Most of the children are from the provinces of Peru, such as Cajamarca, and come from very poor families who cannot afford medical treatment. They are sent to the center to be treated and then return to their families. This is not the case, however, for all. While spending some time with the infants in the nursery, I learned of one newborn in particular who had been abandoned by his parents, and after his surgery was complete, he would be sent to an orphanage.

There were around 10 babies in the nursery and there was one in particular, “Davilo”, who immediately caught my eye. He couldn’t have been more than six months old and from the moment I walked into the room his curious eyes were fixated on me. He had facial deformities and his right ear was much lower and smaller than normal and seemed to be growing out of his cheek. I went over to pick him up and the nurses gave me permission to take him out of the nursery. I walked with him around the house and got to know the other kids who lived there. Some children were paralyzed or in full body casts confined to their beds. Others were blind, mute, and had been severely burned. It broke my heart to see them like that but despite their conditions many of them seemed cheerful and optimistic.
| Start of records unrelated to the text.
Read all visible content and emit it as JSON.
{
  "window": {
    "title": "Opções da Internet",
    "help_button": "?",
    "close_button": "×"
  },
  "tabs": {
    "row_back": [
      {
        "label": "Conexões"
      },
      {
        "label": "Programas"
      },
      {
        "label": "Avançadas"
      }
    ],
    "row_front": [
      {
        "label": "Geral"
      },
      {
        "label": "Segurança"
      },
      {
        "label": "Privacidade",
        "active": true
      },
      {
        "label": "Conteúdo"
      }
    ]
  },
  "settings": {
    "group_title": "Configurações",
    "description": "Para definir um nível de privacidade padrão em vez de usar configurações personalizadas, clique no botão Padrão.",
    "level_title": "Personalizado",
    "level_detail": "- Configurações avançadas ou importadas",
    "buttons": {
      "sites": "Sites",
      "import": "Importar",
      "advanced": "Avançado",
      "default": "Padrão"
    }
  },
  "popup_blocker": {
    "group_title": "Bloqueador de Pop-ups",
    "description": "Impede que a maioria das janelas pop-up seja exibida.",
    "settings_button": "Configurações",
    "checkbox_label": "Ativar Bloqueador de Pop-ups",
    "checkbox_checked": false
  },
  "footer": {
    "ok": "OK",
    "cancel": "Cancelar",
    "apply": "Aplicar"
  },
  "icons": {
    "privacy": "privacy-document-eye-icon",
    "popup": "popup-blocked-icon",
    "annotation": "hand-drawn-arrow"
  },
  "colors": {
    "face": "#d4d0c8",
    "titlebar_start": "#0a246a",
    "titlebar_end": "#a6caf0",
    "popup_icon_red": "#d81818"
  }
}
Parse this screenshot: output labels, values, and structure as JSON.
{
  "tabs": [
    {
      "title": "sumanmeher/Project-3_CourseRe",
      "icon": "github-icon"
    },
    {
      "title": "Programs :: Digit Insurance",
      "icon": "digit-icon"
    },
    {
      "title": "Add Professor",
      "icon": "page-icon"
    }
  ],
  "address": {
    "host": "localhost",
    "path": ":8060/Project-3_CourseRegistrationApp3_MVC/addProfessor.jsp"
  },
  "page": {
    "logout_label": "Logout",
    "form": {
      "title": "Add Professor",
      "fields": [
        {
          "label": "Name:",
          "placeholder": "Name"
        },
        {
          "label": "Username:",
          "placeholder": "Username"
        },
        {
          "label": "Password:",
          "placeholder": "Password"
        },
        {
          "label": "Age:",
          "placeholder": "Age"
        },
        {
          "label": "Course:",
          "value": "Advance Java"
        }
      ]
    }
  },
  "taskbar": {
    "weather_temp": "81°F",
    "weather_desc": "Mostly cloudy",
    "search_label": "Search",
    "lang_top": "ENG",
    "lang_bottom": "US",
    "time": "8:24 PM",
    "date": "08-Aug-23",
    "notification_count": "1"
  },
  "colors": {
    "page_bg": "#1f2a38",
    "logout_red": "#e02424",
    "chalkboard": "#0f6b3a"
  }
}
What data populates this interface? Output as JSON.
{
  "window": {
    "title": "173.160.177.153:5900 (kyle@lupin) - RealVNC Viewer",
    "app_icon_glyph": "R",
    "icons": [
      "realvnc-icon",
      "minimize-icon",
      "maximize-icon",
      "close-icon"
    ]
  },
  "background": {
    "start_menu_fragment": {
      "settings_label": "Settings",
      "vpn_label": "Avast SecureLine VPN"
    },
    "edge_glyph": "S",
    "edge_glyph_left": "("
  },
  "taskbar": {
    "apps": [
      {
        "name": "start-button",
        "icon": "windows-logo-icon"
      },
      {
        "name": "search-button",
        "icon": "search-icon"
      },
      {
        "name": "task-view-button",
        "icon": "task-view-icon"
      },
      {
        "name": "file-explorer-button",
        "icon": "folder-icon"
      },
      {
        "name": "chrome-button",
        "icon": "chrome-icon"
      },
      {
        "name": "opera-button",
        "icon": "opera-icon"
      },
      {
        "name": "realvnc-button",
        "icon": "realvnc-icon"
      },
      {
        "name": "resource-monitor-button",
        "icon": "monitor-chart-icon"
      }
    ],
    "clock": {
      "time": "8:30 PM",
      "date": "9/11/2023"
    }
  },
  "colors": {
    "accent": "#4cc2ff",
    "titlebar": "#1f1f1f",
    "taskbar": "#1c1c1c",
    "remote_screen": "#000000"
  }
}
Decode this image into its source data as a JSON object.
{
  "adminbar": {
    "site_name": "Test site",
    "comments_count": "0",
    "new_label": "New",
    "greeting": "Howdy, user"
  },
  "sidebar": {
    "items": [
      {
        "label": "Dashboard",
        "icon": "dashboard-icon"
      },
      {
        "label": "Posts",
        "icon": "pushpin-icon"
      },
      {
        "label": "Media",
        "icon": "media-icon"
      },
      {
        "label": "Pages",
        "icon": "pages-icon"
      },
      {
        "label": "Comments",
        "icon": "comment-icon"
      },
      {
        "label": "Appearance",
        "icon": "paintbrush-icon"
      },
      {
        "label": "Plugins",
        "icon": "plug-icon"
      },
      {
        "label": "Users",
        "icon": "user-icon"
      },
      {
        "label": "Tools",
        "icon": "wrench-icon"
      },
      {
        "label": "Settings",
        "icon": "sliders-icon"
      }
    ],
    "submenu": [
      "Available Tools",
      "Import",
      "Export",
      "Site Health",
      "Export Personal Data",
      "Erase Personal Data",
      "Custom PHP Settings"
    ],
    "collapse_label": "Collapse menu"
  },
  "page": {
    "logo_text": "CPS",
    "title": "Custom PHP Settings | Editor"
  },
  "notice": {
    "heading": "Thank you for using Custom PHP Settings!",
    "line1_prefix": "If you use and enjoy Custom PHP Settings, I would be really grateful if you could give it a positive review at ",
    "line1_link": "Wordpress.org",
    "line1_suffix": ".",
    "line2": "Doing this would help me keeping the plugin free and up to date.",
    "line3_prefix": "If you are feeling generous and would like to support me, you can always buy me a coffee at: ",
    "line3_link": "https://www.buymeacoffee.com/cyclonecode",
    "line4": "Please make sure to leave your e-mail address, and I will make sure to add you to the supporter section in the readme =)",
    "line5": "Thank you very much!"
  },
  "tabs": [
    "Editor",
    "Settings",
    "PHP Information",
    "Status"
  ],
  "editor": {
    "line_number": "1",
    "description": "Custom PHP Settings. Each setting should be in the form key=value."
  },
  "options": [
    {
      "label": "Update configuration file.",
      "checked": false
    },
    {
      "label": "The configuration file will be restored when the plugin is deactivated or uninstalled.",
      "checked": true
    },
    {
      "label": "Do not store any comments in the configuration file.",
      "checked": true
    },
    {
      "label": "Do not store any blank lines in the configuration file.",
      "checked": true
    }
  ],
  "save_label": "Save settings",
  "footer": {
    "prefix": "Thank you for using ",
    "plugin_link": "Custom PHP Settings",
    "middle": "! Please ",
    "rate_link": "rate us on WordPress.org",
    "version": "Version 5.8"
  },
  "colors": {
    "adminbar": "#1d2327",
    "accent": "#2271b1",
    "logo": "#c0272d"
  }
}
When it came time to facilitate the class I had to bring Davilo back his crib, he began to cry as soon as we walked back into the nursery. As I put him back into his crib, his cries only got louder. It was difficult to leave him there crying and alone, but the nurses assured me that he would have “recess” time shortly.

The session itself went fairly well, all things considered. A couple other volunteers and I had originally planned to facilitate a session that involved dance and aerobics but the children in our group were severely disabled and wouldn’t have been able to participate so we had to quickly change plans. We did some modified exercises that did not require the kids to get out of their seats and taught them about the benefits of healthy eating, and exercise. At the end of the session, we gave children a tangerine as a reward for their participation. One of the little boys, however, couldn’t eat it with the rest of the group because he was born with tracheal issues and he had to be fed with a tube through his stomach. I wish we had known this beforehand, but we ended up giving his tangerine to the one of the volunteers to liquefy it for him.

I left the center with mixed emotions. On one side I was glad to have had the experience and to gotten to know such special kids. I also felt grateful for my own health and the visit really put things into perspective. On the other side, however, I felt a sense of powerlessness because I was unable to do anything to help them or change their situations. I hope to go back and visit again soon.